The present study has several limitations. The involved studies vary in terms of geographic region, sample size, assessment tools, and research methods, which contributes to a certain degree of heterogeneity. Although Egger’s test did not show any evidence of publication bias, some inevitable publication bias might exist. Small negative studies were less likely to be published, and gray literature, due to its diverse origins and unpublished nature, may be difficult to find. Since the sleep quality assessment tools in this study are mostly subjective, with only one study [29] using polysomnography for an objective assessment of sleep quality, this may introduce some clinical heterogeneity into the research results. Such heterogeneity could potentially obscure the true effects of specific types of exercise or patient subgroups, thereby increasing the difficulty of precisely estimating the overall impact of exercise interventions. Moreover, due to the limited availability of detailed data on intervention types, session durations, training frequencies, and patient demographics across the included studies, we were unable to conduct a meta-regression analysis to explore factors contributing to heterogeneity. In addition, different exercise interventions may have varying effects on the quality of life of PD patients. Direct comparisons between different exercise modalities were challenging due to the heterogeneity in intervention types and the lack of detailed data. Future research should include large-scale, high-quality RCTs to further substantiate and refine specific exercise intervention methods and should also focus on the individualization of exercise prescriptions based on patient characteristics.

Conclusion

This meta-analysis suggests that exercise is a valuable non-pharmacological approach for improving sleep quality, motor function, balance, gait, and quality of life in individuals with PD, potentially complementing pharmacological treatments.
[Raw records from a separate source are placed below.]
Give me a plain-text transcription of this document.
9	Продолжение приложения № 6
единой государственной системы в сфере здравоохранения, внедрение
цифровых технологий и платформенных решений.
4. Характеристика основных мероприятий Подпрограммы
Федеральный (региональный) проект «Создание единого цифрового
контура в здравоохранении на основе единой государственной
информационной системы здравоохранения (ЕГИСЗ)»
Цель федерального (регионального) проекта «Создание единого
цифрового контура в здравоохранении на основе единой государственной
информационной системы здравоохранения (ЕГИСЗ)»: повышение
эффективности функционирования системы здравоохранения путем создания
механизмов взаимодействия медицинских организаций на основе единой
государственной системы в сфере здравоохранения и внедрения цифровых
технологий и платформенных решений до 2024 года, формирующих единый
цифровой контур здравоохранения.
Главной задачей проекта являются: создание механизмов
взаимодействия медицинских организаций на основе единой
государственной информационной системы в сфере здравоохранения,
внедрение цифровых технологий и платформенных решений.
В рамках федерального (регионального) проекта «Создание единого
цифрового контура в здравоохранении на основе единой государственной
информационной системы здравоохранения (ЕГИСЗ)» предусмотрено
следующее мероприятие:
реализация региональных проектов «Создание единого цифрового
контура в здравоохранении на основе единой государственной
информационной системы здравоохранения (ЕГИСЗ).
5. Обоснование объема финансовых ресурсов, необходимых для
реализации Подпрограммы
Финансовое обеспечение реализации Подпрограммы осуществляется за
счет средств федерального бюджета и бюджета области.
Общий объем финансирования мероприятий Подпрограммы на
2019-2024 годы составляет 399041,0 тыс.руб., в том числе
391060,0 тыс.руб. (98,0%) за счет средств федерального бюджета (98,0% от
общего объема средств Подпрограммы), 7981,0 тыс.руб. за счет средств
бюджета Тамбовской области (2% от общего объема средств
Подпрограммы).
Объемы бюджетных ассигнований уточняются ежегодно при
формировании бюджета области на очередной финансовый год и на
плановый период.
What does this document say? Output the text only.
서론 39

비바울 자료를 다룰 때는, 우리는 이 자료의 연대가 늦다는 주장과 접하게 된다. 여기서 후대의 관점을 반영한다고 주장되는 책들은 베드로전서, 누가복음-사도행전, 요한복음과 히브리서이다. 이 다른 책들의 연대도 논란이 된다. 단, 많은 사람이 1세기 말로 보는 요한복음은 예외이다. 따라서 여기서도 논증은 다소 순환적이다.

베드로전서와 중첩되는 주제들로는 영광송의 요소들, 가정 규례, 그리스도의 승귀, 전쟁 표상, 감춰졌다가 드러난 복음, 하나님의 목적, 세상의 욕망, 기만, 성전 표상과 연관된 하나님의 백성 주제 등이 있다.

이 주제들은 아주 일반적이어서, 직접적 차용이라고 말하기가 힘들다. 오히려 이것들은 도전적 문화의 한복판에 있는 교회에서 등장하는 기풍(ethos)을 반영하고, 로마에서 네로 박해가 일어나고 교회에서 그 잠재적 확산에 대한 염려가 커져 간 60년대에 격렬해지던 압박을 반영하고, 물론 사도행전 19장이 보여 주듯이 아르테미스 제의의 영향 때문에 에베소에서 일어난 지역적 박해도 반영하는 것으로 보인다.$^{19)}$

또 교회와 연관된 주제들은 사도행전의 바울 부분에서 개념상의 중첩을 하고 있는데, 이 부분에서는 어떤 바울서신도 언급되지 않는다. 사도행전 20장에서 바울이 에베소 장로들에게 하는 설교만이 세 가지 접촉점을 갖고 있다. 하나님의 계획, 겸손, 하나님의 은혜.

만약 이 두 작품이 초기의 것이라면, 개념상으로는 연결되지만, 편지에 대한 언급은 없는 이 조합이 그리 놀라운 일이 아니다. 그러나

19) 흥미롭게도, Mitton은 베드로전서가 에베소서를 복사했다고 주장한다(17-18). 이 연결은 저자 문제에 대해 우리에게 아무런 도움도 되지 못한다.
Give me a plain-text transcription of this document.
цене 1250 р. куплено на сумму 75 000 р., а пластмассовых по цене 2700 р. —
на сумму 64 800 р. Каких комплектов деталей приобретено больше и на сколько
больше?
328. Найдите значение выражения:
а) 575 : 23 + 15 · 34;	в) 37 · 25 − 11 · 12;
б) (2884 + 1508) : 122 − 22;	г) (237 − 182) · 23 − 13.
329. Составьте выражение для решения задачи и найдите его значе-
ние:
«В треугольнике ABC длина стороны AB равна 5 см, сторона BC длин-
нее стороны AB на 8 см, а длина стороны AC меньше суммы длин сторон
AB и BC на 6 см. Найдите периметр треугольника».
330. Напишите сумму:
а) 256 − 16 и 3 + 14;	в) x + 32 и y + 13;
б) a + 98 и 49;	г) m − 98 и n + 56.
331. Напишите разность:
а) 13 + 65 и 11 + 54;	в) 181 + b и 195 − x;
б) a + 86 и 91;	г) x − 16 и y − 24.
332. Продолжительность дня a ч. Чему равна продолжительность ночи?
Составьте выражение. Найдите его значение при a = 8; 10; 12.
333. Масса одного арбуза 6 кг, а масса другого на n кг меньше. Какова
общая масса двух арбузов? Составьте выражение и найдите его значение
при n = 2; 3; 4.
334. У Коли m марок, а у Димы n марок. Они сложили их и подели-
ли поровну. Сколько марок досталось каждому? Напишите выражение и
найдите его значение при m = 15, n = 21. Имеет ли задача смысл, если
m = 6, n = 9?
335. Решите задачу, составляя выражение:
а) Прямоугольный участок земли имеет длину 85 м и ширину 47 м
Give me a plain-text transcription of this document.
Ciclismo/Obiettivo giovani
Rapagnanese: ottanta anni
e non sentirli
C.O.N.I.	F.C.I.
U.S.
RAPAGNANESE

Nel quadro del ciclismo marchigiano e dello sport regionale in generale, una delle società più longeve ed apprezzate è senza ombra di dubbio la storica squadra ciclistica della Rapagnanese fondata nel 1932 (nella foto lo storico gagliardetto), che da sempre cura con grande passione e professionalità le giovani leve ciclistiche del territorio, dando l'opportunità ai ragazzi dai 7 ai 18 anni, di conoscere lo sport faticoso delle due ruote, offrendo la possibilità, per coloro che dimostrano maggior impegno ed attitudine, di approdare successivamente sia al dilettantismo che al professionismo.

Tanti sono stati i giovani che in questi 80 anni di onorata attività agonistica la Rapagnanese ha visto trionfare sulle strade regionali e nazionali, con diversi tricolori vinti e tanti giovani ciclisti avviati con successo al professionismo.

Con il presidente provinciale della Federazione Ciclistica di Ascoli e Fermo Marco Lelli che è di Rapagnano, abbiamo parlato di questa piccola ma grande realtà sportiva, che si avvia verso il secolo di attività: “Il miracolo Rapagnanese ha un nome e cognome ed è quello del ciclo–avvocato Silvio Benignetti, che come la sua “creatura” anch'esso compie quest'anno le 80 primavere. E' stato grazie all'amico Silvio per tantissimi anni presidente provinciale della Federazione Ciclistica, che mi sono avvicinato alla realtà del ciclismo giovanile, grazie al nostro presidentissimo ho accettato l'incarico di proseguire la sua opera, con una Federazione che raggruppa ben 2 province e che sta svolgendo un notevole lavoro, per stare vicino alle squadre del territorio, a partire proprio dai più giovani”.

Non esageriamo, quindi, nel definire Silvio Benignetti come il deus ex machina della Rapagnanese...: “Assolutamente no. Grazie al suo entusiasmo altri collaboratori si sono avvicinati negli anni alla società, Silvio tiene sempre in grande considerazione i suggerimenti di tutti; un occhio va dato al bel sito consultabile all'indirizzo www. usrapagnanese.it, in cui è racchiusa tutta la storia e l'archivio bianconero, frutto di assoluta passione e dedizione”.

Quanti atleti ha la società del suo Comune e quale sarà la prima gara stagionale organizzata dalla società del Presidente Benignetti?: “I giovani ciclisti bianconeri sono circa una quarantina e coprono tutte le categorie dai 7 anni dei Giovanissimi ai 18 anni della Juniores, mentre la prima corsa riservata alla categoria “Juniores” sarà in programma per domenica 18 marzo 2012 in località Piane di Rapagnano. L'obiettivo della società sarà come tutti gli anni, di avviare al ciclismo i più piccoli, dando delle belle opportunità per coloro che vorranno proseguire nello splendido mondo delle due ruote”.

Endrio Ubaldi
Aerobic exercise (60~90 min, 2 ~ 3 sessions/week, 12 ~ 24 weeks) may improve motor function and sleep quality. Traditional Chinese exercises, such as Tai Chi or Qigong (60 min, 2 ~ 3 sessions/week, ≥ 24 weeks), may enhance balance and sleep, particularly in early-stage PD. Resistance training (moderate-to-high intensity, 2 ~ 3 sessions/week, 8 ~ 12 weeks) could improve motor capabilities. Aquatic therapy (45 ~ 60 min, 2 ~ 3 sessions/week in 28 ~ 38°C water) may support balance and gait. A cumulative exercise dose of 12 ~ 42 hours over 6 ~ 14 weeks, with >3 weekly sessions, is associated with notable benefits. Tailoring interventions to individual disease severity and physical capacity may support adherence and efficacy. Given the heterogeneity of included studies, these findings should be interpreted cautiously. Future large-scale randomized controlled trials are needed to validate these exercise protocols and explore long-term effects to optimize PD rehabilitation.